# Soon to say Goodbye to the Chrome Exy



## aussietrail (Sep 24, 2004)

Hi Guys,

I will be farewelling my Chrome T30 Exy soon and I had it with me since new when I bought it in January 2003.

It has given me nothing but absolute pleasure and brought a smile to my face every-time I sat in it for a drive, but as with everything else, time for a change 

I kept saying on this forum and others that I am an X-Trail man to the bone, so based on this statement, I have decided to upgrade to the 2011 T31 X-Trail 2.5LT Petrol top of the range Ti Series 4 variant in Red colour :thumbup:

I was waiting for this red colour since the T30 xtrail made its way to Australia and Nissan Australia have just introduced it with the T31 (new shape) exy.

I have received further encouragement to upgrade directly from Nissan Australia CEO who has personally supported and subsidized my upgrade as a recognition for my efforts in running the Australian X-Trail Forum for the last 8 years and I am very honored by such level of support and recognition to which would help me continue my passion with the Exy for many years to come 

Here is a sample photo of my coming exy:










And yes, I will put the Hyper Roof Rails on this exy just like I did with my previous one because Australia didn't import this as an option 

I have to wait for my Red Bull to be manufactured and it will take 3 months to arrive to Australia (or even longer given the latest disaster in Japan)

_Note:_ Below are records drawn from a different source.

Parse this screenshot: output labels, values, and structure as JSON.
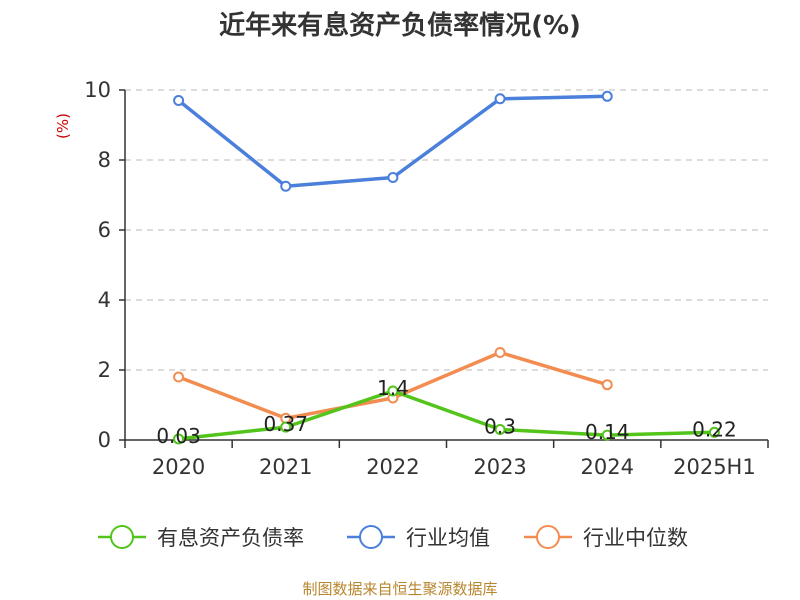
{
  "chart_data": {
    "type": "line",
    "title": "近年来有息资产负债率情况(%)",
    "ylabel": "(%)",
    "xlabel": "",
    "categories": [
      "2020",
      "2021",
      "2022",
      "2023",
      "2024",
      "2025H1"
    ],
    "ylim": [
      0,
      10
    ],
    "yticks": [
      0,
      2,
      4,
      6,
      8,
      10
    ],
    "grid": "horizontal-dashed",
    "legend_position": "bottom",
    "series": [
      {
        "name": "有息资产负债率",
        "color": "#52c41a",
        "values": [
          0.03,
          0.37,
          1.4,
          0.3,
          0.14,
          0.22
        ],
        "data_labels": [
          "0.03",
          "0.37",
          "1.4",
          "0.3",
          "0.14",
          "0.22"
        ]
      },
      {
        "name": "行业均值",
        "color": "#4a7fdb",
        "values": [
          9.7,
          7.25,
          7.5,
          9.75,
          9.82,
          null
        ]
      },
      {
        "name": "行业中位数",
        "color": "#f28c50",
        "values": [
          1.8,
          0.62,
          1.2,
          2.5,
          1.58,
          null
        ]
      }
    ]
  },
  "source": "制图数据来自恒生聚源数据库"
}
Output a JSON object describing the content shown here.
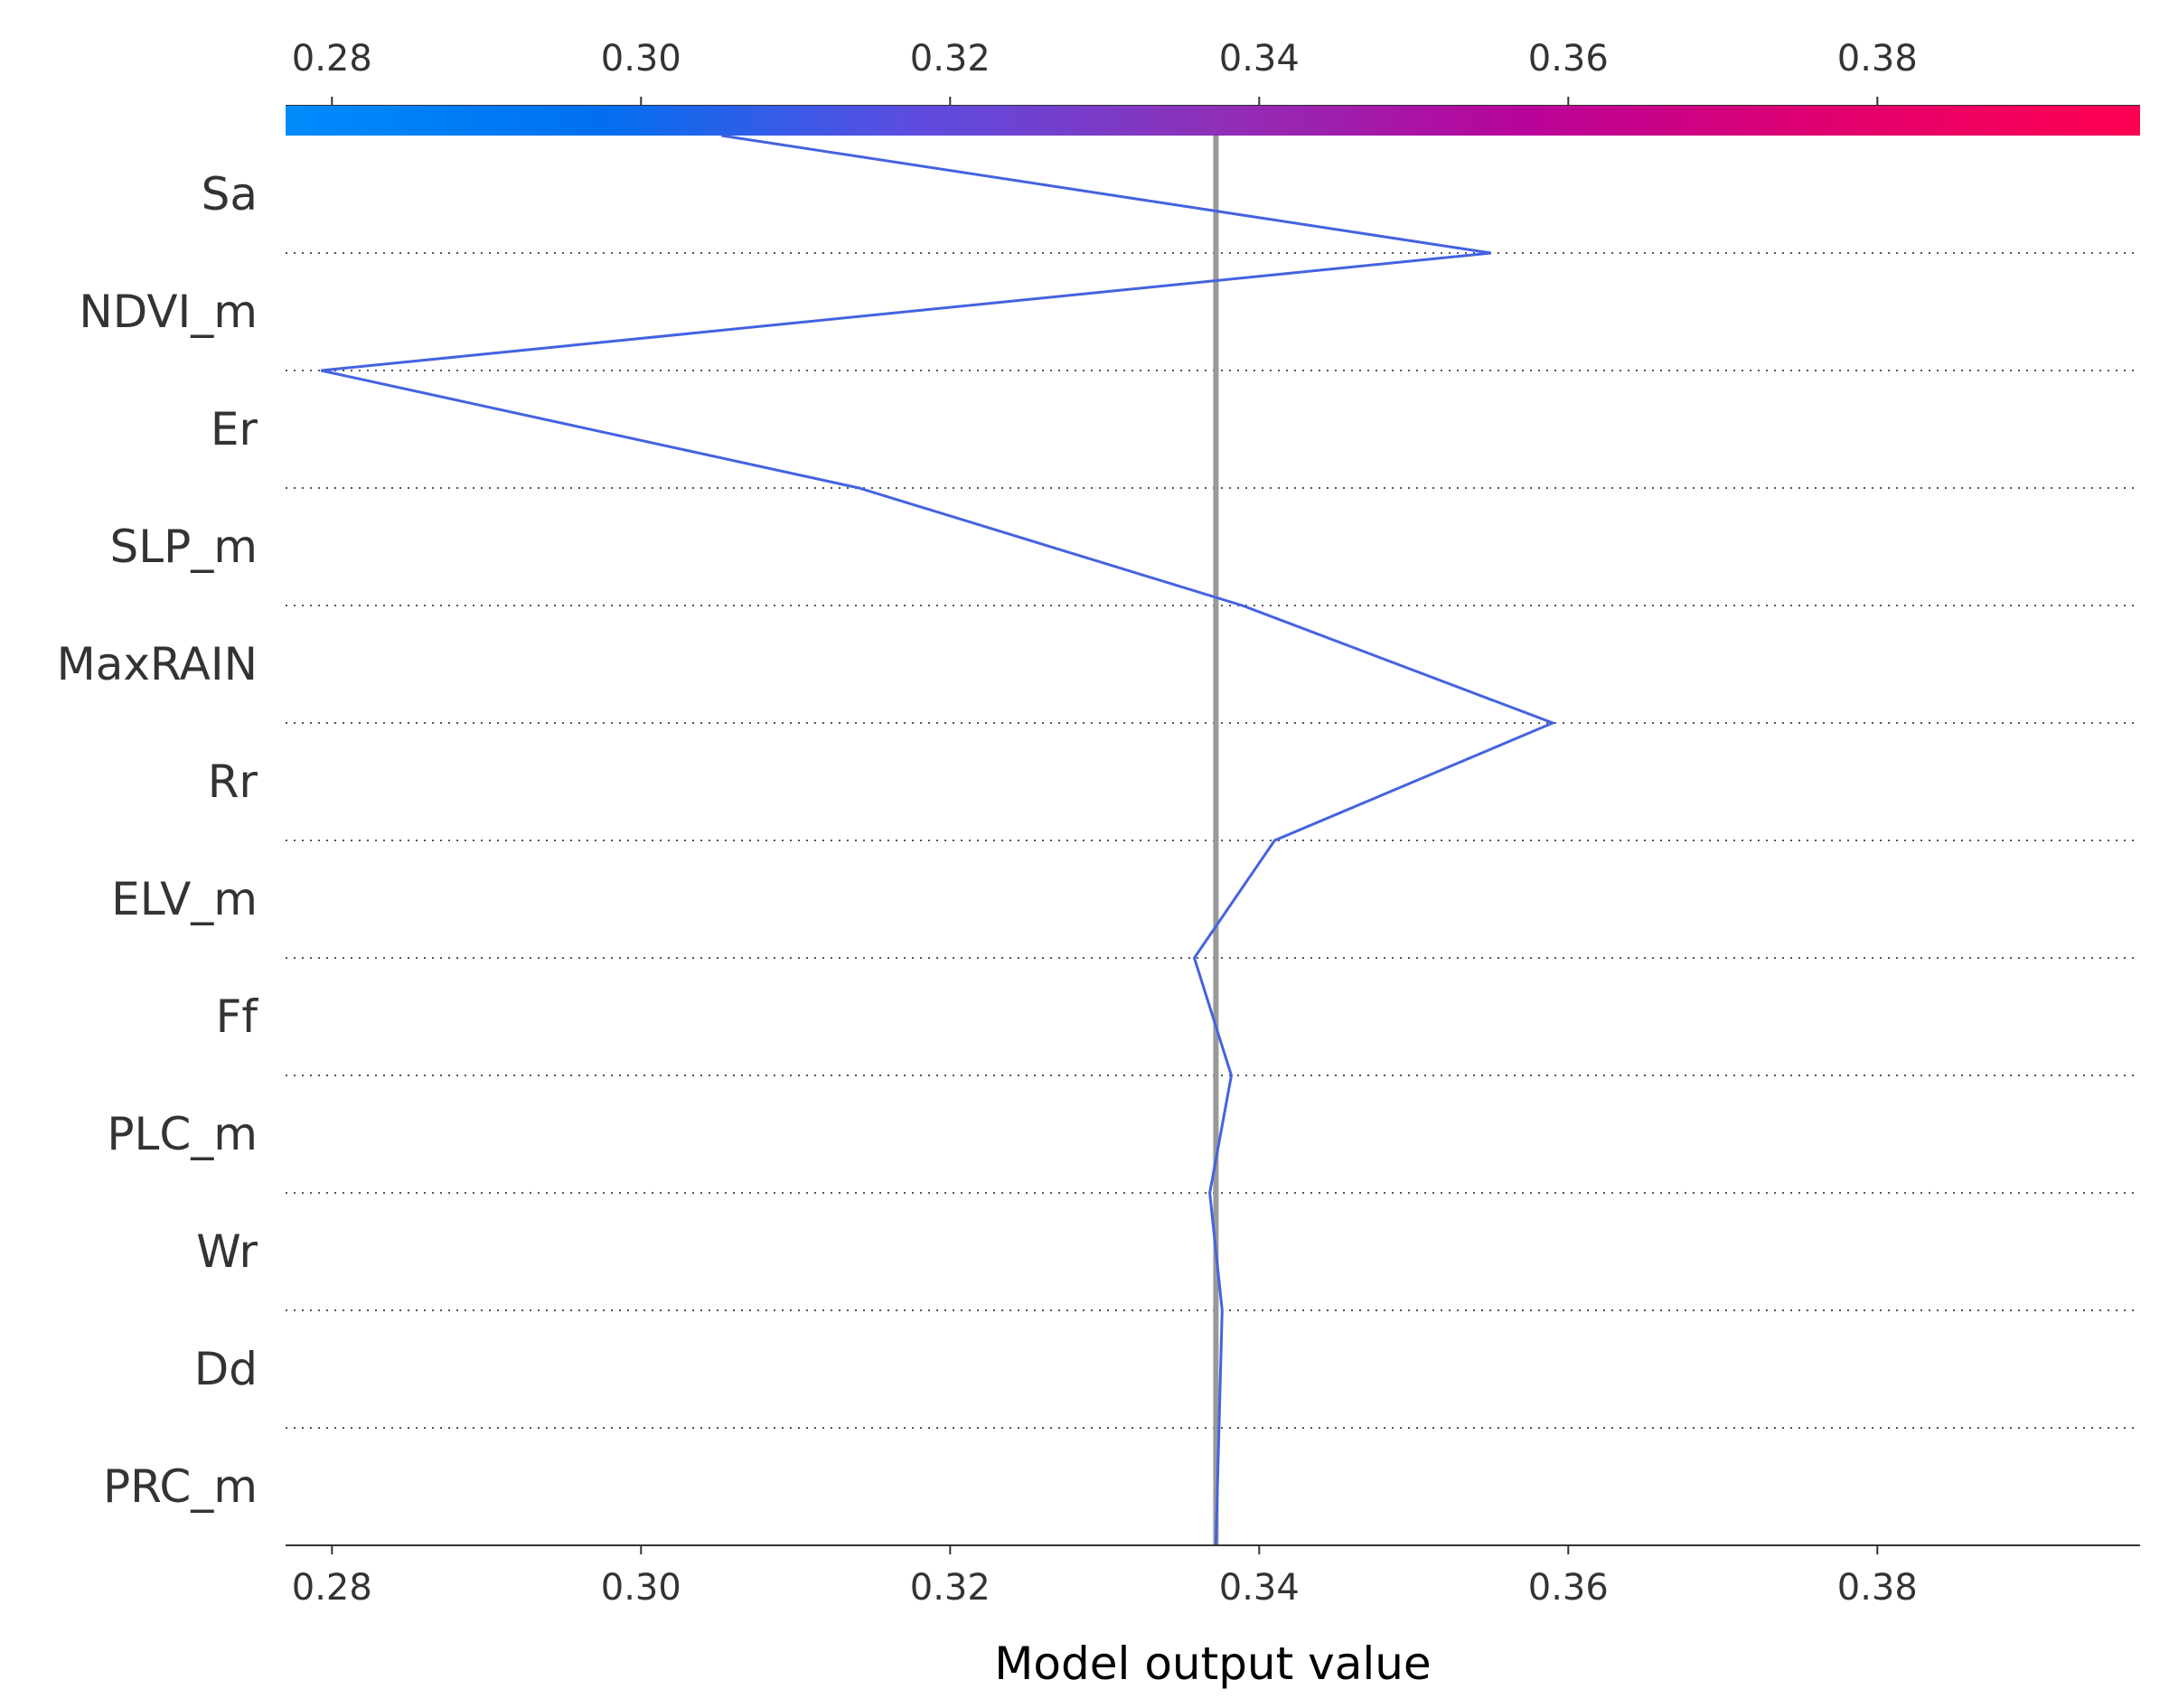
{
  "chart_data": {
    "type": "line",
    "title": "",
    "xlabel": "Model output value",
    "ylabel": "",
    "xlim": [
      0.277,
      0.397
    ],
    "x_ticks": [
      "0.28",
      "0.30",
      "0.32",
      "0.34",
      "0.36",
      "0.38"
    ],
    "x_tick_values": [
      0.28,
      0.3,
      0.32,
      0.34,
      0.36,
      0.38
    ],
    "base_value": 0.3372,
    "features": [
      "Sa",
      "NDVI_m",
      "Er",
      "SLP_m",
      "MaxRAIN",
      "Rr",
      "ELV_m",
      "Ff",
      "PLC_m",
      "Wr",
      "Dd",
      "PRC_m"
    ],
    "series": [
      {
        "values": [
          0.3052,
          0.355,
          0.2793,
          0.3141,
          0.3389,
          0.359,
          0.341,
          0.3358,
          0.3382,
          0.3368,
          0.3376,
          0.3372
        ]
      }
    ],
    "line_color": "#4463e0",
    "base_line_color": "#999999",
    "grid": "dotted horizontal",
    "colorbar": {
      "position": "top",
      "colors": [
        "#008bfb",
        "#0070f0",
        "#5a4de0",
        "#8e30b8",
        "#b8049a",
        "#e0006e",
        "#ff0052"
      ]
    }
  }
}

Stay tuned for further updates


----------



## ValBoo (May 19, 2003)

Niiiice 

I hope this one brings you as much fun as the T30 did.
do you plan on modding it ?


----------



## aussietrail (Sep 24, 2004)

Thanks Marc and yes, I plan modding it of course, it's in my blood, however there will be no more performance modifications with this one, as this is a promise I had to make to my wife to get her to agree on us buying it LOL 

The mods will only be cosmetic ones instead


----------



## ValBoo (May 19, 2003)

Headers, exhausts and computors can be very cosmetically beautiful you know


----------



## aussietrail (Sep 24, 2004)

Yeah LOL


----------



## aussietrail (Sep 24, 2004)

*The Red Bull is here!!*

Hi Guys,

Took delivery of my brand new T31 Nissan X-TRAIL Ti Series 4 yesterday 27.6.2011 from the local dealership with Nissan Australia being present and handing me the keys. It was an awesome day indeed and although it took 3 months for our friends in Japan to manufacture this exy for me, it was well worth the wait for sure and it is the first Red T31 X-Trail in Sydney to arrive here, which also attracted attention of many people at the dealership yesterday LOL 

Here are some pics for you.


















































































Time to start modifying the new baby LOL


----------



## kg4ever (May 24, 2011)

grats, Jal~~ the red B is hot~


----------



## aussietrail (Sep 24, 2004)

Thanks mate


----------



## lmac (Mar 21, 2011)

Congrats, looks awesome i wish Canada kept them and no the Rogue


----------



## aussietrail (Sep 24, 2004)

Thanks mate. Yes it is indeed a shame the Nissan Canada decided to stop importing the X-Trail, as it can't be compared to the Rouge at all, completely different class and completely different features. I reckon the X-Trail T31 would have been perfect for the Canadian winter! Compared to the T30, the ride is much more comfortable and smooth, you don't hear any road bumps and the cabin road-noise insulation is perfect on the T31. Not to the mention the many gadgets they have included in this version compared to what we used to get with the T30 8 years ago!! A HUGE improvement indeed.


----------



## ValBoo (May 19, 2003)

Congratulations my friend


----------



## aussietrail (Sep 24, 2004)

Thanks Marc


----------



## jeebus (Nov 3, 2009)

lmac said:


> Congrats, looks awesome i wish Canada kept them and no the Rogue


Yep this is so true I would love to go to a newer Xtrail in place of my 06


----------